Jakarta: Kuasa Hukum Sekjen DPP PDI Perjuangan (PDIP) Hasto Kristiyanto, Todung Mulya Lubis, menilai tuntutan tujuh tahun terhadap Hasto sangat tidak adil. Bukti yang diajukan untuk memberatkan Hasto tidak memiliki dasar.
"Tidak ada alasan apapun yang bisa membenarkan tuntutan tujuh tahun," ujar Todung, dalam program Headline News Metro TV, Kamis, 10 Juli 2025.
Baginya semua ini adalah sandiwara hukum. Ada upaya rekayasa hukum untuk menjatuhkan Hasto.
"Saya ingin melihat majelis hakim kita mengembalikan harkat dan martabat hukum kepada tempat yang mulia," kata Todung.
Seperti diketahui, Hasto dituntut tujuh tahun penjara, dalam kasus dugaan suap pada proses pergantian antarwaktu (PAW) anggota DPR, dan perintangan penyidikan. Vonis itu dinilai pantas.
“Terdakwa (Hasto) tidak mengakui perbuatannya,” kata JPU pada
KPK di Pengadilan Tipikor pada Pengadilan Negeri Jakarta Pusat, Kamis, 3 Juli 2025.
Sikap Hasto itu, masuk dalam pertimbangan memberatkan dari jaksa. Pertimbangan memberatkan lainnya, Hasto tidak mendukung pemerintah dalam pemberantasan korupsi di Indonesia.
Sementara itu, pertimbangan meringankan dalam kasus ini, Hasto dinilai sopan dalam persidangan.

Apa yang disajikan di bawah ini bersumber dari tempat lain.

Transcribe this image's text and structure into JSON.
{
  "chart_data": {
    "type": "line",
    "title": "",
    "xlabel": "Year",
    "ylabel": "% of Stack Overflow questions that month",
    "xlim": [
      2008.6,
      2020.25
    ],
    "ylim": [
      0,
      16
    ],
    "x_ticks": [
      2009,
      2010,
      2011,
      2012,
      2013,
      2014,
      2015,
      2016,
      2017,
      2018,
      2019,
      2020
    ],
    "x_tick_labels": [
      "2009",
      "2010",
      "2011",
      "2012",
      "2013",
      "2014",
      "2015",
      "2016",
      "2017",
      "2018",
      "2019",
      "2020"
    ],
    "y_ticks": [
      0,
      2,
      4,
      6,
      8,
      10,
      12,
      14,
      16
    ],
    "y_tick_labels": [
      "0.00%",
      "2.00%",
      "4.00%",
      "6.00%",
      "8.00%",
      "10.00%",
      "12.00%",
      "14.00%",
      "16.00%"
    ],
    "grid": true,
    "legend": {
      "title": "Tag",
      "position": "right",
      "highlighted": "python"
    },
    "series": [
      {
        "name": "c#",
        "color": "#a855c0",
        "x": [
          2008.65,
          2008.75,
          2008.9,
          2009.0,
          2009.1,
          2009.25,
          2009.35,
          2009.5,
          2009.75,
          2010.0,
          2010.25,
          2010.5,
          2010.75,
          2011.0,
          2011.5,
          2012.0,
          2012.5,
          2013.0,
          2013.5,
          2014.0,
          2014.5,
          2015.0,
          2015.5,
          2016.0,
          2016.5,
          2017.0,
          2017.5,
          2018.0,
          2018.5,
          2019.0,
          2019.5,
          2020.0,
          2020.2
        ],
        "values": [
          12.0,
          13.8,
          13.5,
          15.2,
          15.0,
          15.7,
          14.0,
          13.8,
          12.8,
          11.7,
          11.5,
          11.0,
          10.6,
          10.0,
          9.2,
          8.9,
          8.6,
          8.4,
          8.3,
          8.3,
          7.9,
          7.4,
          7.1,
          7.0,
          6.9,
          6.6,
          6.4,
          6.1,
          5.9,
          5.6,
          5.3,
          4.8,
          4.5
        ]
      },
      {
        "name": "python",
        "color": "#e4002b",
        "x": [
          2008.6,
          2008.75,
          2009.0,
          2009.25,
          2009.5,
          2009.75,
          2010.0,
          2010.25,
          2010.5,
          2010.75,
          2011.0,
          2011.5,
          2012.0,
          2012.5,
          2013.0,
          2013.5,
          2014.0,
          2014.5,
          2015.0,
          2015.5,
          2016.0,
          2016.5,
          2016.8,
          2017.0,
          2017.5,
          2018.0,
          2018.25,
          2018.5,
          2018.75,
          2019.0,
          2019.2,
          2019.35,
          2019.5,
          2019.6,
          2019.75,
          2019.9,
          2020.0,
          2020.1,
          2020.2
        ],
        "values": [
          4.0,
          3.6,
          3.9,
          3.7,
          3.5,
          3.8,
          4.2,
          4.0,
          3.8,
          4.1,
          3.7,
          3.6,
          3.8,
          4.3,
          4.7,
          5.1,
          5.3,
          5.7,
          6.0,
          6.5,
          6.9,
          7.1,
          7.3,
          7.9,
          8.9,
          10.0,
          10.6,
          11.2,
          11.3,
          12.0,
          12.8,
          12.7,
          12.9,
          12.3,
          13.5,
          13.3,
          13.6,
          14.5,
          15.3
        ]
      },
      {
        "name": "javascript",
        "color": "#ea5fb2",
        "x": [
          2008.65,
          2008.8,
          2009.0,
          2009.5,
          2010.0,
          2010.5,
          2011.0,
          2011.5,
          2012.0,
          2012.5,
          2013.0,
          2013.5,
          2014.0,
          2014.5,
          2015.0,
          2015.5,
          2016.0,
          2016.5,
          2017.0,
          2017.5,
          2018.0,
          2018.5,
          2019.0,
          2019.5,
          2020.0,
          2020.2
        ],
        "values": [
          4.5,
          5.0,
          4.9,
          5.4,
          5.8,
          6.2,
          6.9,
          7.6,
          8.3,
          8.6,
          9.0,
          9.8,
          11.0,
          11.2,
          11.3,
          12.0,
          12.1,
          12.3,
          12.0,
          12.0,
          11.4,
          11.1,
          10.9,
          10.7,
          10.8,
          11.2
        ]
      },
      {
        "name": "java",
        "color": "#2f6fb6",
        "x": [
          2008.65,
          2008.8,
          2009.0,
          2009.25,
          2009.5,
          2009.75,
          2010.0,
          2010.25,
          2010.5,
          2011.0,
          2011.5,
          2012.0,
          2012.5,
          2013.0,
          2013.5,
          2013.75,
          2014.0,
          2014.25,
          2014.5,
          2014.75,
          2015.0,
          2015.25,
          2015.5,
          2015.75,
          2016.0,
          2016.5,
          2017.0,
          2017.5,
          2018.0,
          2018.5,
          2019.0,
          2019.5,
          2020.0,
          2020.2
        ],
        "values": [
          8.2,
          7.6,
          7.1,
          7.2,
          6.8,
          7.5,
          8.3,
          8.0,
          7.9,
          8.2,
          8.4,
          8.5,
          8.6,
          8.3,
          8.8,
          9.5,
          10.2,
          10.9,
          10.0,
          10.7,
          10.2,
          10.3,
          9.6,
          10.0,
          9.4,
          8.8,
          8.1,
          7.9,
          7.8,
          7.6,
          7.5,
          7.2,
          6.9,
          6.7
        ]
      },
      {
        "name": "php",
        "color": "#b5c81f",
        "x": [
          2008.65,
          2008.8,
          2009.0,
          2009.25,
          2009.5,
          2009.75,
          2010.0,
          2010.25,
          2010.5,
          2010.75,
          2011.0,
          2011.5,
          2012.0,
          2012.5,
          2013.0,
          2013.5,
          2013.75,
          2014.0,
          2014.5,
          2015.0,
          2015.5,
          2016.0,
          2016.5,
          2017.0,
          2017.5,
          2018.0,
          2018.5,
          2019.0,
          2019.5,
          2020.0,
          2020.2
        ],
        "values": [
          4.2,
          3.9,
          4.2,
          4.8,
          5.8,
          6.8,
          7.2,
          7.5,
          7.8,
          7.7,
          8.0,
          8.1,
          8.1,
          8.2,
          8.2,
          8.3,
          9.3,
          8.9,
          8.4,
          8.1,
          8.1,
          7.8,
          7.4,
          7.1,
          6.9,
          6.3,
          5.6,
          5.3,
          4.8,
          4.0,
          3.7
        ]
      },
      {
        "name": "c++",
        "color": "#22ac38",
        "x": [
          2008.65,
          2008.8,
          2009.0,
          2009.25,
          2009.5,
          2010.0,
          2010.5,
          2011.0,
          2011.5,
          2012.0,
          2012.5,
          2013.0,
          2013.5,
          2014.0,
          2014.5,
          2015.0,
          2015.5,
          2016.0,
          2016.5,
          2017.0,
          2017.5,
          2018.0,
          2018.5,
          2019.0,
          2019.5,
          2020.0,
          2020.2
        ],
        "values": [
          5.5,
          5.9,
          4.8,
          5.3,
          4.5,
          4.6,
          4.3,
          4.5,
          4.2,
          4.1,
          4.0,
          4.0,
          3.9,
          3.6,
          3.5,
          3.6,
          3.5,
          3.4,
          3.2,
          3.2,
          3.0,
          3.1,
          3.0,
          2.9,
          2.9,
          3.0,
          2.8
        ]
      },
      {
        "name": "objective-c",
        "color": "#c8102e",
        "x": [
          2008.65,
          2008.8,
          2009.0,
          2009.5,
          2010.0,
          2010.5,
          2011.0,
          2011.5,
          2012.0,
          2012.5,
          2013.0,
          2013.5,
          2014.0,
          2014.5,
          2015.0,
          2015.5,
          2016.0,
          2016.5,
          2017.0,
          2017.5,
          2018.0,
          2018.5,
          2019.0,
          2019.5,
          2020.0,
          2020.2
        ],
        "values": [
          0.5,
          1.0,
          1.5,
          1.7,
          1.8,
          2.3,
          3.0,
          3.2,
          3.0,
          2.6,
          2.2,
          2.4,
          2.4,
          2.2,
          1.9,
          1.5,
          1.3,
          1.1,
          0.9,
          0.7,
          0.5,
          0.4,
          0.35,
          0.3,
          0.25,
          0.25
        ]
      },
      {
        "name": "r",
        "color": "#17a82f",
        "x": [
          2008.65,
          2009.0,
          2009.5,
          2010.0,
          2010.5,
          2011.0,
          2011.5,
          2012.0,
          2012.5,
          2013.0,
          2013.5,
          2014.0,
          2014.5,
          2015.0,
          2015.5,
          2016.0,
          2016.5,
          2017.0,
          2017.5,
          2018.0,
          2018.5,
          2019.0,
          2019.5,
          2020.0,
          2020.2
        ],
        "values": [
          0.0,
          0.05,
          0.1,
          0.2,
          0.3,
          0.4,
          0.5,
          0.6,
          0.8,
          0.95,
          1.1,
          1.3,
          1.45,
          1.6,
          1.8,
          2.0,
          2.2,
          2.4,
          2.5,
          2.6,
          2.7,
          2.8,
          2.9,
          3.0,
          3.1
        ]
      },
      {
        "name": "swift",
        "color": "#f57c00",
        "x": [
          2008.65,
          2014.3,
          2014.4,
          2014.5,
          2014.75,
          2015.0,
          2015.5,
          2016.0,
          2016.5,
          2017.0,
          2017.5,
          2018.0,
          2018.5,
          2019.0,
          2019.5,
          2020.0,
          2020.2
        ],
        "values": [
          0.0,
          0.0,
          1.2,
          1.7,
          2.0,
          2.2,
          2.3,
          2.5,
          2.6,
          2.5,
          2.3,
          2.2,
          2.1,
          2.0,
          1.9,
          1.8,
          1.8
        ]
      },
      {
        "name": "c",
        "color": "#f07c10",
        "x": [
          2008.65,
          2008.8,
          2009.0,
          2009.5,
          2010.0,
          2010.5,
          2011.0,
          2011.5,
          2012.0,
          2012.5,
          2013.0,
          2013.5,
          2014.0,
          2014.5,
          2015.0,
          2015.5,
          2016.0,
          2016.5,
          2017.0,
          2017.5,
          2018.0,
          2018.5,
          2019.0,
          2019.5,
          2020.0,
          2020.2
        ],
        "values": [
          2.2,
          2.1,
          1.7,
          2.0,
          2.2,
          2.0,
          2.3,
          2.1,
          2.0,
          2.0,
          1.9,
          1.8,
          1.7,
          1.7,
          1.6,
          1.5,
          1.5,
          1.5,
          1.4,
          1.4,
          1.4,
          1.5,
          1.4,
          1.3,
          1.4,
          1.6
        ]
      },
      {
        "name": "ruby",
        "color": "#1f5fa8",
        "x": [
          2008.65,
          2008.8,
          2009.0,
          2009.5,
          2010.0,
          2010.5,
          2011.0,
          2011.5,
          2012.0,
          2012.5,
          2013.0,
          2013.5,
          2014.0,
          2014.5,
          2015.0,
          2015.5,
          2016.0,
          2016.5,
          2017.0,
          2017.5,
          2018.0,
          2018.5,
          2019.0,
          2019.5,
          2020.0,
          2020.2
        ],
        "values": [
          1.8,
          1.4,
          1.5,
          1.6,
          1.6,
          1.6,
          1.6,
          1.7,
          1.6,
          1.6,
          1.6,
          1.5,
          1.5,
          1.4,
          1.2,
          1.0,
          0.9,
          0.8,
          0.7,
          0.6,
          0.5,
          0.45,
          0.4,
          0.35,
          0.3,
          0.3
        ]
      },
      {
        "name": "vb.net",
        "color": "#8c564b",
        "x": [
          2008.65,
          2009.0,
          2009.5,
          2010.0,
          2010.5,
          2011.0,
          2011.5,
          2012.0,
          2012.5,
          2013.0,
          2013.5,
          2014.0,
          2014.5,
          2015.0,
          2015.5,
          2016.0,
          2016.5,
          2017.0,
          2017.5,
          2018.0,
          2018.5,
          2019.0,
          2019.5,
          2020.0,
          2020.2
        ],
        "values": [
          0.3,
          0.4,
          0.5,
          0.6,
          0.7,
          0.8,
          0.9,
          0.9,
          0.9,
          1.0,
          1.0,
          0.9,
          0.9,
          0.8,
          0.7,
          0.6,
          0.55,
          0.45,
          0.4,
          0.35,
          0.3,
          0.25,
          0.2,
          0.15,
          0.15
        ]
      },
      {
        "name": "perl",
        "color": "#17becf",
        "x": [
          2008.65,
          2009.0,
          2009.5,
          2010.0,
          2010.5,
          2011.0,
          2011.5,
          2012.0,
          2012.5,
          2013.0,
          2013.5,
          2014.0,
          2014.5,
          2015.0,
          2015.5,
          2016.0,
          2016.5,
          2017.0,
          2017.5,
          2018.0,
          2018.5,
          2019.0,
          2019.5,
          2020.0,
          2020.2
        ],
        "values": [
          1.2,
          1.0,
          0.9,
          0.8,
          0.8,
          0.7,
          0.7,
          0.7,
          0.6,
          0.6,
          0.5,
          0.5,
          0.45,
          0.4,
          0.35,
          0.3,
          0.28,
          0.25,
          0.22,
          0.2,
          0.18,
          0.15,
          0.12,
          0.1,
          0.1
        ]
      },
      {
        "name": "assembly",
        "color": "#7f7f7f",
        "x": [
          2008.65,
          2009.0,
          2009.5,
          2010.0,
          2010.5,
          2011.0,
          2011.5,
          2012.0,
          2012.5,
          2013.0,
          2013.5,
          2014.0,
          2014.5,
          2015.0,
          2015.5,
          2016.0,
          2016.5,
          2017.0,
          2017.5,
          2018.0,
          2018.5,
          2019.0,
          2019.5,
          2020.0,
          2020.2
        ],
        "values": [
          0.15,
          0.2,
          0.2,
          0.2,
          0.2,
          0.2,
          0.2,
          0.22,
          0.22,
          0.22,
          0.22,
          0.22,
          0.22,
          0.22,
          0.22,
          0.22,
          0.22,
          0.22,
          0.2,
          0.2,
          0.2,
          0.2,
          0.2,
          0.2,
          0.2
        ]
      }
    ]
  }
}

Lalu, Hasto memiliki tanggungan keluarga dan belum pernah dihukum.
Hasto Kristiyanto didakwa menyuap eks Komisioner KPU Wahyu Setiawan bersama dengan Advokat Donny Tri Istiqomah, Kader PDIP Saeful Bahri, dan buronan Harun Masiku. Uang yang diberikan dimaksudkan agar Harun bisa mendapatkan kursi sebagai anggota DPR lewat jalur PAW.
Selain itu, Hasto juga didakwa melakukan perintangan penyidikan. Salah satu tuduhan terhadapnya yakni, memerintahkan Harun dan stafnya, Kusnadi merusak ponsel.
Dalam dugaan perintangan penyidikan, Hasto didakwa melanggar Pasal 21 Undang-Undang RI Nomor 31 Tahun 1999 tentang Pemberantasan Tindak Pidana Korupsi, sebagaimana telah diubah dengan Undang-Undang RI Nomor 20 Tahun 2001 tentang Perubahan Atas Undang-Undang Nomor 31 Tahun 1999 tentang Pemberantasan Tindak Pidana Korupsi jo Pasal 65 ayat (1) KUHP.
Sementara itu, dalam dugaan suap, dia didakwa melanggar Pasal 5 ayat (1) huruf a Undang-Undang RI Nomor 31 Tahun 1999 tentang Pemberantasan Tindak Pidana Korupsi, sebagaimana telah diubah dengan Undang-Undang RI Nomor 20 Tahun 2001 tentang Perubahan Atas Undang-Undang RI Nomor 31 Tahun 1999 tentang Pemberantasan Tindak Pidana Korupsi jo Pasal 55 ayat (1) ke-1 KUHP jo Pasal 64 ayat (1) KUHP.